These two nodes are not connected and so on.

Even though all of them are friends with that central node.

So, in this graph,

the average Clustering Coefficient is pretty high,

it's 0.93 because most nodes have

a very high Local Clustering Coefficient, except for one.

However, the Transitivity of this network is 0.23.

And that's because Transitivity weights the nodes with high degree higher.

And so, in this network,

there's one node with a very high degree compared to the others that has

a very small Local Clustering Coefficient compared to the others,

and Transitivity penalizes that.

So, you get a much lower Transitivity.

Okay. Can you see an example that goes the other way around?

Well, here is this network. In this network,

most nodes have a very low Local Clustering Coefficient.

So, each one of these outer nodes here has a Local Clustering Coefficient

of zero because they either have

only one friend or they have two friends but those two are not connected.
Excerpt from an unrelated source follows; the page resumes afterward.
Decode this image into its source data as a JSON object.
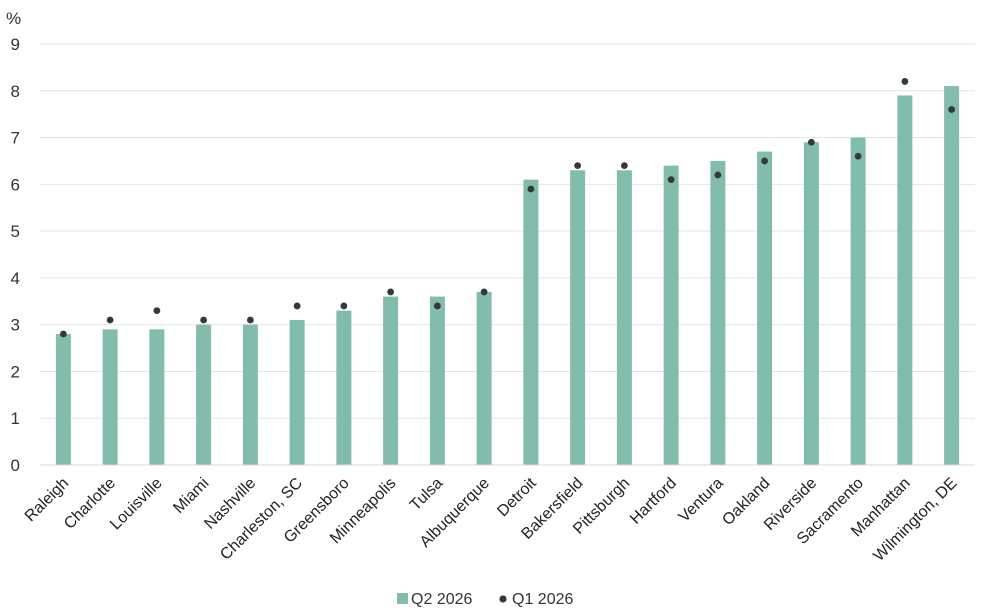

And, there are 15 nodes like that.

The nodes inside here,

there are only five nodes like that and they have high degree,

and then they have high Local Clustering Coefficient.

So, when you look at the average Clustering Coefficient and Transitivity,

you find that the average Local Clustering Coefficient

of this network is pretty low because most nodes,

the 15 outer nodes,

have very low Local Clustering Coefficient.

However, the Transitivity is high because the nodes with

high degree happen to have high Local Clustering Coefficient.

So, these two graphs showed you the differences between the Local Clustering Coefficient,

the average Local Clustering Coefficient, and Transitivity.

One weights the nodes with a large degree higher.

In summary, we've learned that Clustering Coefficient measures

the degree to which nodes in a network tend to cluster or form triangles.

And there are several ways in which you can measure this.

So, the first way,

we look at the Local Clustering Coefficient and this is measured on a node by node basis.

And in two other ways, we found the global Clustering Coefficient which measures

Clustering Coefficient on a global scale for the whole network.

For the Local Clustering Coefficient,

this one is defined as simply the fraction of

pairs of nodes friends who are friends with each other.

And just to remind you, in this case,

the Local Clustering Coefficient of node C was one-third because one-third

of the pairs of friends of C are actually friends with each other.

For global Clustering Coefficient,

the first way in which we could measure these was by simply

taking the average of the Local Clustering Coefficient over all the nodes.

And you could use the function average Clustering in network X to do it.

And then, the second way was this thing called Transitivity,

which was the ratio of the number of

triangles and the number of open triads in a network.

And this one puts a larger weight on high degree nodes compared to

the average Local Clustering Coefficient and you can

measure it in network X using the function Transitivity.

This is all for today. Thank you for watching.

And I hope to see you next time.